Works such as The Promised Land show Joel's tendency to pit forces against each other - man vs. animal, man vs. nature, nature vs. animal. 

It's a theme he has played with throughout his career — and it's quite an accomplished career even though he's only 32 years old. 

"My paintings reveal to me what I'm personally obsessed with and a recurring theme is this duality within nature," he says. "As nature myself, I'm rife with the same kind of duality, whether it be the inner forces that drive my mental behavior or just the physical experience of witnessing the natural world. It's that combination of the savage and the beautiful that really motivates me to make this work."

In See Me, a man barely keeps his head above water. Nature is threatening to kill him even as the sun pokes through the clouds.
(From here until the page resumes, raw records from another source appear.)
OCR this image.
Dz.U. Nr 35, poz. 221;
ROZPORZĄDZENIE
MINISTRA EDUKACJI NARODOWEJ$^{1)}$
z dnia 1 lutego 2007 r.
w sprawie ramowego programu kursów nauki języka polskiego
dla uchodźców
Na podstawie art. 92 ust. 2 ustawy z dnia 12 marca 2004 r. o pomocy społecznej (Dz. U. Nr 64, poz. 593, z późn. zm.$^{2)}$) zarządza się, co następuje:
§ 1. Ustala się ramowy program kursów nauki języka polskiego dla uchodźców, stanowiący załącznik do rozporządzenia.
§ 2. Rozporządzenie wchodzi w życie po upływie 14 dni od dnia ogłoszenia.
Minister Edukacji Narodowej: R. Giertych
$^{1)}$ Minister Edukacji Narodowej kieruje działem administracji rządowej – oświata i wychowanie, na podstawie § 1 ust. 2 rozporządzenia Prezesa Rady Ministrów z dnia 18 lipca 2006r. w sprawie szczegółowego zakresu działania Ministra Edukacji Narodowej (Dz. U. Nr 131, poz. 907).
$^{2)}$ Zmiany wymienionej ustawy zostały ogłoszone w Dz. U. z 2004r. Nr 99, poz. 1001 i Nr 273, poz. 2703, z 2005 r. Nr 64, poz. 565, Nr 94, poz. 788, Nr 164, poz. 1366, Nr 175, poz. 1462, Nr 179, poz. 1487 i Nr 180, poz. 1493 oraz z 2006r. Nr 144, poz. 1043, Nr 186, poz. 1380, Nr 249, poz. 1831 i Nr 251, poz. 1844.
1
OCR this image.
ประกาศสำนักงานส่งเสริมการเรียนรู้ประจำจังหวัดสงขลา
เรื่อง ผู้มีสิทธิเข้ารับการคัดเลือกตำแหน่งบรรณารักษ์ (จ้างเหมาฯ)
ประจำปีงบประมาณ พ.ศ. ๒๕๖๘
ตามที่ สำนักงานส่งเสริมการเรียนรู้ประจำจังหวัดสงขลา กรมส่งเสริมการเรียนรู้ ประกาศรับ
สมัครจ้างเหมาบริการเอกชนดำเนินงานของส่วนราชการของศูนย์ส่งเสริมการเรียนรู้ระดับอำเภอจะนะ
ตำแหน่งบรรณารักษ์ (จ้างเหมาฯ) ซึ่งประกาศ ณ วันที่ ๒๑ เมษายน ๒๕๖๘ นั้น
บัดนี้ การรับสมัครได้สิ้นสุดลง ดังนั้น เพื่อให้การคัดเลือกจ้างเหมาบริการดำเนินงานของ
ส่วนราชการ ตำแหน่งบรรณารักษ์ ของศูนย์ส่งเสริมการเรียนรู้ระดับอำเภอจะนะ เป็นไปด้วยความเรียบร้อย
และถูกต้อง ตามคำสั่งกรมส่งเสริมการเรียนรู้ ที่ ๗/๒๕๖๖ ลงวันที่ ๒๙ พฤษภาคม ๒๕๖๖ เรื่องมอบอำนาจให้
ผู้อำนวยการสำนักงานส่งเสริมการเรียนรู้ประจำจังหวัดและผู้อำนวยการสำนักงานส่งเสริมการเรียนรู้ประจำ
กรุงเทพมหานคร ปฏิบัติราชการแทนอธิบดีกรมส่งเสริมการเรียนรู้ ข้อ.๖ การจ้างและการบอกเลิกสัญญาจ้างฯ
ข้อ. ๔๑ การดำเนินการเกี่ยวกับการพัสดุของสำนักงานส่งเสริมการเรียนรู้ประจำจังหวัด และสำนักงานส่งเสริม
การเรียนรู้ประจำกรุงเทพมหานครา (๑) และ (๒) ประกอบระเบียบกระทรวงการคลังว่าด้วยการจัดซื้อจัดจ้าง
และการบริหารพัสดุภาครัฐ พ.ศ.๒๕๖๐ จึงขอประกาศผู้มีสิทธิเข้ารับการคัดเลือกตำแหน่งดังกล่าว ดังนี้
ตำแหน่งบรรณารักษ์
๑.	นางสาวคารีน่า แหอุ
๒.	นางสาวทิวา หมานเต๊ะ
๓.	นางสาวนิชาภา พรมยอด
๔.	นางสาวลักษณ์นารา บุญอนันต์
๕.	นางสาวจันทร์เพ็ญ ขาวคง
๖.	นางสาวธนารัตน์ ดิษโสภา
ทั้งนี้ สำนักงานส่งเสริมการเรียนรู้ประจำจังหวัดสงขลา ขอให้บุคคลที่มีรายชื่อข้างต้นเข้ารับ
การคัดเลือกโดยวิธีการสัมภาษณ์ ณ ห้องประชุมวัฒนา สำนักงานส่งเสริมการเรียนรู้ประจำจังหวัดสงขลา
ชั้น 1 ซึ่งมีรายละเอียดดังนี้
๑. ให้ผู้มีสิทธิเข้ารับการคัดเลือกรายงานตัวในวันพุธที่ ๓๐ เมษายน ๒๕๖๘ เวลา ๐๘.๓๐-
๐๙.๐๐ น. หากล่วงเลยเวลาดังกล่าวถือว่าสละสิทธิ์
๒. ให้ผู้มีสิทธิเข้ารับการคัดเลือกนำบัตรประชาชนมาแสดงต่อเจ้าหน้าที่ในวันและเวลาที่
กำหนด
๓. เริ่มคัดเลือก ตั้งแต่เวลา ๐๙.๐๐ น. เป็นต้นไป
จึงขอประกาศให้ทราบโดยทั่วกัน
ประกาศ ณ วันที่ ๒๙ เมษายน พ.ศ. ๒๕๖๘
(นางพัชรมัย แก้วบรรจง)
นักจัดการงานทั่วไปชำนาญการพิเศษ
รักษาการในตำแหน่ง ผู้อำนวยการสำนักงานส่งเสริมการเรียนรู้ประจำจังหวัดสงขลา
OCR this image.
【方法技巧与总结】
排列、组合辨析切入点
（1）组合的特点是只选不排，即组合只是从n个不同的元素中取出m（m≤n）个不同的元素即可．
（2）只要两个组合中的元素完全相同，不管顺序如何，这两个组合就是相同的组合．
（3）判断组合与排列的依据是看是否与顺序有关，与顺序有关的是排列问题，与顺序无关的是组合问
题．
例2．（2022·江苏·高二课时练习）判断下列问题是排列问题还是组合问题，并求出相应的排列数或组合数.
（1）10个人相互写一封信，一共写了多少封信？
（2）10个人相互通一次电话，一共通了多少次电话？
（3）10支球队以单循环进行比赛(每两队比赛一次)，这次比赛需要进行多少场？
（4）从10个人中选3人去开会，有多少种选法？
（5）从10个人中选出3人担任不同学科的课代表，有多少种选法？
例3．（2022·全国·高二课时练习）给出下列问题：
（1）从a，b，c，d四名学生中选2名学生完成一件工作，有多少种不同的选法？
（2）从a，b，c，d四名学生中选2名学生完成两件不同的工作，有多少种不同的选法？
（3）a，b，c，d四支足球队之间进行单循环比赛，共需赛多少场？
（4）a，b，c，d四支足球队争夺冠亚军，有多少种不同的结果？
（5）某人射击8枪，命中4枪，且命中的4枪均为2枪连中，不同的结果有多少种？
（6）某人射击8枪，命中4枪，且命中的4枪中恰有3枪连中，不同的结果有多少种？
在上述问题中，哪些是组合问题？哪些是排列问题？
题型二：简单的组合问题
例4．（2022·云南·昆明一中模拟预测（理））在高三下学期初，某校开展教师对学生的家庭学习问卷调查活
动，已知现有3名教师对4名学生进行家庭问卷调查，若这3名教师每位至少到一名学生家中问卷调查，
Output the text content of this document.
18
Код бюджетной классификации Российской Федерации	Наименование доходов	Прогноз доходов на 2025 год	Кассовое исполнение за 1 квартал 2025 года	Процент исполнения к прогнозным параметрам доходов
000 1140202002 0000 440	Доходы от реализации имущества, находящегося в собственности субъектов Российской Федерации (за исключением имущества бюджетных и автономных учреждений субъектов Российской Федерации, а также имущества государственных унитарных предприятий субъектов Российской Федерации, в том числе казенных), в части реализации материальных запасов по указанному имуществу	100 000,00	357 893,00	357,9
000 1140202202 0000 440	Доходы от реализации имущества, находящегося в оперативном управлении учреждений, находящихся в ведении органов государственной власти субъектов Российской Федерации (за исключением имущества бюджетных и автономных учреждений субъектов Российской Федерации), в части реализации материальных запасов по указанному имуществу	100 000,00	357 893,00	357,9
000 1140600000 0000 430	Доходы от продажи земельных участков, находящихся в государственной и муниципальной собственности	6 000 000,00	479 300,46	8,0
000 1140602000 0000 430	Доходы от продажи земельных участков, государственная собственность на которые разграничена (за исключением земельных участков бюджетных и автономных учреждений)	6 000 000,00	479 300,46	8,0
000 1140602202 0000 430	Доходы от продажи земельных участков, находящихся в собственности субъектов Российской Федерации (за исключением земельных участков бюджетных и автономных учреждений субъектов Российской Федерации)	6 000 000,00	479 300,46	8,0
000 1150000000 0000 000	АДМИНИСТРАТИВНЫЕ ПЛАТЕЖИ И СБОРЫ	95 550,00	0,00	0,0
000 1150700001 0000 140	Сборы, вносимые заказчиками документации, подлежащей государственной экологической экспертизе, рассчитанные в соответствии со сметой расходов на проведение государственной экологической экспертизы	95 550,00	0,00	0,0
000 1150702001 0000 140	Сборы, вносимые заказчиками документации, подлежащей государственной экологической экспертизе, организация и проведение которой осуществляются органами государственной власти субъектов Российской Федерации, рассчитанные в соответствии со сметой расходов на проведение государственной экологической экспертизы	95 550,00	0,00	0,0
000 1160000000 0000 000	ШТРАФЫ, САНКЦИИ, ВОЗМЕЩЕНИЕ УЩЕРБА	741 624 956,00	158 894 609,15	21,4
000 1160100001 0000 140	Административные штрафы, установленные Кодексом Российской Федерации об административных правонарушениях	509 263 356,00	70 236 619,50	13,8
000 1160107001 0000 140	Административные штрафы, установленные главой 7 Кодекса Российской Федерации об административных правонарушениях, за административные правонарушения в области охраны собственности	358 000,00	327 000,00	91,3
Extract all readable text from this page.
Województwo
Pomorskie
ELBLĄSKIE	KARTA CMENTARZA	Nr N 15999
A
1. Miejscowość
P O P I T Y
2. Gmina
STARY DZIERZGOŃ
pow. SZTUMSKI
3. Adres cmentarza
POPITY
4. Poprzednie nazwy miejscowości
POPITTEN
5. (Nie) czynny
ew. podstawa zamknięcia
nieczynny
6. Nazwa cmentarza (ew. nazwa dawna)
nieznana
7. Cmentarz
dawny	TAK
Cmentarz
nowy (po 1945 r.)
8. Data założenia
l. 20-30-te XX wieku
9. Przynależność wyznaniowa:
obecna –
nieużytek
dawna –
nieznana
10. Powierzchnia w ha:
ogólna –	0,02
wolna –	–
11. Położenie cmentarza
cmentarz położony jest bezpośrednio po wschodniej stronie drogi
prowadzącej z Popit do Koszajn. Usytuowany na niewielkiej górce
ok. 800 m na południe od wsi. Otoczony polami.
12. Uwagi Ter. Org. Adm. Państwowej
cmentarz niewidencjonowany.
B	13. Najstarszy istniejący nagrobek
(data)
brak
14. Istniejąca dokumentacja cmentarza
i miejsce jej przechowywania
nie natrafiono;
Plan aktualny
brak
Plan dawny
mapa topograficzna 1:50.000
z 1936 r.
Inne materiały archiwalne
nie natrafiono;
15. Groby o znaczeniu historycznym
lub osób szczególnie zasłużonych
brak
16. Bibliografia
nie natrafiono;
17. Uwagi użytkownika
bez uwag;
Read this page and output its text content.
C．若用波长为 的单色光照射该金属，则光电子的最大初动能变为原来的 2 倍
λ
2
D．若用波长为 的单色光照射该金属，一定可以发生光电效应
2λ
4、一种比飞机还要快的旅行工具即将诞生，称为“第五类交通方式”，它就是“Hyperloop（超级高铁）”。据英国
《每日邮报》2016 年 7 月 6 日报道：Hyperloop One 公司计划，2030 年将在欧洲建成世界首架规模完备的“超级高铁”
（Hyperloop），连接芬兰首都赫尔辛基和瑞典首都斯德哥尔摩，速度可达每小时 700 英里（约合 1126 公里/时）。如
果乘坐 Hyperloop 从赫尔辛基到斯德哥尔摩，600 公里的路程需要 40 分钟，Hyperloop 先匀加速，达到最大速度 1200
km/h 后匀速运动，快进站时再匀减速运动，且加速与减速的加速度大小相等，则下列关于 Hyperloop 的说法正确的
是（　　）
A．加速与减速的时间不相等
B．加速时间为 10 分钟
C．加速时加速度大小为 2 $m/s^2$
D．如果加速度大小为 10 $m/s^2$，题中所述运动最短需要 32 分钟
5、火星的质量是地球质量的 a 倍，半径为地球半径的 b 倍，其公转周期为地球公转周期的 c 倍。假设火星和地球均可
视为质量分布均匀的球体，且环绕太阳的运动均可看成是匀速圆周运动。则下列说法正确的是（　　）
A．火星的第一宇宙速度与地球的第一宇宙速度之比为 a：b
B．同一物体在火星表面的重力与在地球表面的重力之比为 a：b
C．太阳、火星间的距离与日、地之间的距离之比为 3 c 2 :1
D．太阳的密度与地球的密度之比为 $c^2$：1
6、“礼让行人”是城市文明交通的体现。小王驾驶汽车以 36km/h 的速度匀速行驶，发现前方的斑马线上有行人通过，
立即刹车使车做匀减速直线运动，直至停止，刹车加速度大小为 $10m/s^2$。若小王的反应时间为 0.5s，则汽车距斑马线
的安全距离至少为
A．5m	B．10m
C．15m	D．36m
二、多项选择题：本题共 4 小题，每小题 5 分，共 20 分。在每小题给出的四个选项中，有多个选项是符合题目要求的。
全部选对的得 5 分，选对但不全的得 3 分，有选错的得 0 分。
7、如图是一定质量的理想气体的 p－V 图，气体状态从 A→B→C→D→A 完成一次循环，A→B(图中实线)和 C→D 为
We don't need to see sharks swimming in the water; he's already surrounded by peril.

Even when the subjects of his paintings seem to be on top, as with the wave-rider in The Precision of Luck, danger remains ever-present. That could represent Joel's own way of sorting through his life.

"I've always felt like my paintings have been a place of sanctuary for me," he says, "where I can deal with the experiences I've had in my life and the way that I've felt through those passages of time." 

"I can invest that into a creative process and in turn feel some kind of cathartic release and a way of moving forward with my life."

For his meticulous creations, Joel uses brushes as thin as just a few hairs to achieve the level of detail he desires. And it takes hours of planning to build the drama-laden images he's known for.

Joel's work has been featured in exhibitions at galleries across Australia, and his most recent, Beasts of Arcadia, which includes Clash, took over the Jonathan Levine Gallery in New York in the fall of 2015.